Page:Revue des Deux Mondes - 1908 - tome 47.djvu/926

La bibliothèque libre.
Le texte de cette page a été corrigé et est conforme au fac-similé.

La coopération suivra sans doute le mouvement commun qui emportera les autres institutions sociales vers des destinées supérieures. Mais réalisera-t-elle les magnifiques espérances de ses apôtres ? Viendra-t-il un jour où elle sera définitivement victorieuse du commerce, d’abord universellement « distributrice, » plus tard souveraine productrice, plus tard encore la grande propriétaire de la richesse nationale ?

Je ne sais si une telle transformation est désirable. Mais sans prétendre assigner une borne précise à l’activité coopérative, on peut prédire que celle-ci sera limitée par le jeu même de ses propres organes.

La faiblesse originelle du capital n’a pas empêché de grandir certaines maisons privées. Beaucoup sont demeurées médiocres ; d’autres ont rencontré la ruine. Mais enfin, sous l’effet de l’âpre concurrence, servis par leur flair, leur habileté ou leur audace, quelques hommes ont élevé leur fortune.

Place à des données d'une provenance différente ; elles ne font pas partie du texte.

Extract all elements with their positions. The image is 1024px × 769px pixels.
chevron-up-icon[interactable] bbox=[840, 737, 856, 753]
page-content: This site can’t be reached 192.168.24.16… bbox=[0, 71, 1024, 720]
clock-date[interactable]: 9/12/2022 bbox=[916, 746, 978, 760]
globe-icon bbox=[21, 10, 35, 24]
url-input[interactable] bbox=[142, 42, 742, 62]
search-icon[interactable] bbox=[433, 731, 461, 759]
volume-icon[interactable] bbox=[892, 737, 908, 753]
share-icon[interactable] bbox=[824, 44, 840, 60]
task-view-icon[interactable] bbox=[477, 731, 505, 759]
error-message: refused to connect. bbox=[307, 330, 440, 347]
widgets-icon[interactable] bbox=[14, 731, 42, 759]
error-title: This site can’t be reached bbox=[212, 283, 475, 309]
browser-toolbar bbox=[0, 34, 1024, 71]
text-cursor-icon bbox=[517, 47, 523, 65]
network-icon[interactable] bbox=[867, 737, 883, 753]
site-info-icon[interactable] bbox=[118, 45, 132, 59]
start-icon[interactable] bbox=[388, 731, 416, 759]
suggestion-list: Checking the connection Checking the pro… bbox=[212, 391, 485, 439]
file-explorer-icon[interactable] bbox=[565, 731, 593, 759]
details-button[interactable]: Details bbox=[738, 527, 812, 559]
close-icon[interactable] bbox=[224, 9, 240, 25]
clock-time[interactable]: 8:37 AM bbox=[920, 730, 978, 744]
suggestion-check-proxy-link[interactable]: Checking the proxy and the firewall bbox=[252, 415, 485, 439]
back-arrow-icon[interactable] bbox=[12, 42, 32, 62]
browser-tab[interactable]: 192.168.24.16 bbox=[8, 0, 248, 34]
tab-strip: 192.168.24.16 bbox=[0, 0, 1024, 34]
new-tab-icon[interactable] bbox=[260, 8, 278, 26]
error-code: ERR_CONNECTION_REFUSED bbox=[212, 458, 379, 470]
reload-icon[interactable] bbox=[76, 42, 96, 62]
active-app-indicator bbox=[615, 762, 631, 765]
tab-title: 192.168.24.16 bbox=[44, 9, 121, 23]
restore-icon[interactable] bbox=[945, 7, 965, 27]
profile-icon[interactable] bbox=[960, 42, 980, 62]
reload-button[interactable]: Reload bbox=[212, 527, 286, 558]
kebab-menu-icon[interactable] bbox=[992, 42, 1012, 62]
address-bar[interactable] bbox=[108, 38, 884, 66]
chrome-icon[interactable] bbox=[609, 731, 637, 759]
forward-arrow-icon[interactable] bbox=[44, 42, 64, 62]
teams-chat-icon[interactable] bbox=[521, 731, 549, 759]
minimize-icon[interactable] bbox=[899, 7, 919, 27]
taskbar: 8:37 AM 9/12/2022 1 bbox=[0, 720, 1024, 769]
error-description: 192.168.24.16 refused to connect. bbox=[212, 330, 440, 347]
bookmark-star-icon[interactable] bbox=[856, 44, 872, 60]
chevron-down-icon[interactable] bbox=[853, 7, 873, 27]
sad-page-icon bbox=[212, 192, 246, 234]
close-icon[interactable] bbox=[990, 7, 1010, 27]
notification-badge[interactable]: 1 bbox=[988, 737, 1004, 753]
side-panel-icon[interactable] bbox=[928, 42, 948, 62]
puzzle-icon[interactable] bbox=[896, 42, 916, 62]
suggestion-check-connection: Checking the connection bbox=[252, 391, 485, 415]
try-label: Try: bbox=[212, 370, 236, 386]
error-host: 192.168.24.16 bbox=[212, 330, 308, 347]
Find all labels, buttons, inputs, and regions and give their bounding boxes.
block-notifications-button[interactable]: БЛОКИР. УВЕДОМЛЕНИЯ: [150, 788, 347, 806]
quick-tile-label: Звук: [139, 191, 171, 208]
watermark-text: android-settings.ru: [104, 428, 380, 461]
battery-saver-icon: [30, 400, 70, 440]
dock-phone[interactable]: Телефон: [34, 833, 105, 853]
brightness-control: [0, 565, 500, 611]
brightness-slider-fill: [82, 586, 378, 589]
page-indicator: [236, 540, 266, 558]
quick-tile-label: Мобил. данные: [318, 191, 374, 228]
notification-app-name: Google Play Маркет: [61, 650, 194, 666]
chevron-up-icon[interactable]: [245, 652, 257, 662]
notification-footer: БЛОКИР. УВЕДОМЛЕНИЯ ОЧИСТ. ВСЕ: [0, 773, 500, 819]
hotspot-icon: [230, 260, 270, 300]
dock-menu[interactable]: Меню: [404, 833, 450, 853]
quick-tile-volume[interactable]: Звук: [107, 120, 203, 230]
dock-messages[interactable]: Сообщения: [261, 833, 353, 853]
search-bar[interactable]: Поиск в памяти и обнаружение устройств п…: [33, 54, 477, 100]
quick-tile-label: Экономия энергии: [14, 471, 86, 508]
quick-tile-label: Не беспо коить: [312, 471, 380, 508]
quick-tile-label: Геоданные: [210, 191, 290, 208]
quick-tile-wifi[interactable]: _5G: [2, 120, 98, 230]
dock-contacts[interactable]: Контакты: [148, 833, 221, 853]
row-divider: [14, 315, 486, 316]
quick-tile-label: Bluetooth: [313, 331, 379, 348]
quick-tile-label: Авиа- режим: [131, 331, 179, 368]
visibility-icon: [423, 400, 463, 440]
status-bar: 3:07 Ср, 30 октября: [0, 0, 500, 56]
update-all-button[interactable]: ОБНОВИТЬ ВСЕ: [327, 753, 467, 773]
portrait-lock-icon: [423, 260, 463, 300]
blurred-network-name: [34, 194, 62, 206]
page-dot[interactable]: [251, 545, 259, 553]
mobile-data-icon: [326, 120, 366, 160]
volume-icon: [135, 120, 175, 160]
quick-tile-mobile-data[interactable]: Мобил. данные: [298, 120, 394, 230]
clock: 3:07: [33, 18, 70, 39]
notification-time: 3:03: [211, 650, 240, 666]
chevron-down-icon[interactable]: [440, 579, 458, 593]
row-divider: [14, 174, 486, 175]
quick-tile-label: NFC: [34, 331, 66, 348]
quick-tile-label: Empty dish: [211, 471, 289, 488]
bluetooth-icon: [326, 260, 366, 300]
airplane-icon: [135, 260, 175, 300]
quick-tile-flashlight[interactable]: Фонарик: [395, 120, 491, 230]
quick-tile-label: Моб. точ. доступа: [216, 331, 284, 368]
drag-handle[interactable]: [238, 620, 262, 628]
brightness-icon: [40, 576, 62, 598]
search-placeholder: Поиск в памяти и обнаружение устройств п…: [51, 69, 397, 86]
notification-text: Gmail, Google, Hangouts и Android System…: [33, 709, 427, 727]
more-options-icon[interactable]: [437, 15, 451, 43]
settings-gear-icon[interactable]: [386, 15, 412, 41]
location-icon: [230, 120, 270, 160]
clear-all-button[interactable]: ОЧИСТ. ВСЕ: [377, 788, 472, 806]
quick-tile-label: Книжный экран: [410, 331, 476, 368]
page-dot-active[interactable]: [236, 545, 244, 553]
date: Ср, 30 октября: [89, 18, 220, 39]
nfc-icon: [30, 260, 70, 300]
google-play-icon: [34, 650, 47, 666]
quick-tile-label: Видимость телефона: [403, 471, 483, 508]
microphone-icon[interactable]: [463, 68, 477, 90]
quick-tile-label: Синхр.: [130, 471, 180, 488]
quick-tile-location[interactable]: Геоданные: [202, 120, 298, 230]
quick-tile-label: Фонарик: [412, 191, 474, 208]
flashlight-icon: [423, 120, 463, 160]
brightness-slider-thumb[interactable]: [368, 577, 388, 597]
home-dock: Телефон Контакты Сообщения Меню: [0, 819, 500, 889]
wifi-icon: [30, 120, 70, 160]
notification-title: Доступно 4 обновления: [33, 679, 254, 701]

À ces luttes tourmentées et tragiques de la vie commerciale, dont le consommateur distrait attend passivement ses destinées, la coopération prétend substituer un état de choses pacifique, où le consommateur deviendra le propre artisan de son « émancipation, » où ne seront plus gaspillées d’immenses forces vives, où il n’y aura ni vainqueurs, ni vaincus. Mais l’Association coopérative est condamnée à la prudence, et doit s’interdire les tentatives aventureuses. L’éclair d’une pensée audacieuse, traversant le cerveau d’un des « rois » de l’alimentation, illumine pour lui une voie nouvelle, sur laquelle il est le maître absolu de s’élancer immédiatement. Tout au contraire, privée des excitations violentes que produit le mirage entrevu de la fortune, l’administration d’une société coopérative ne connaît point ces désirs intenses, téméraires, où se mêlent l’attrait du jeu et l’acceptation du risque. Cela est un bien, peut-être. Mais lorsqu’elle veut se porter en avant, hors de la place où elle a longtemps piétiné, elle est alourdie dans sa marche par l’inertie des groupes inégalement entraînés, qu’il faut rallier sans cesse et dont il faut obtenir l’assentiment délibéré au début de chaque nouvelle étape.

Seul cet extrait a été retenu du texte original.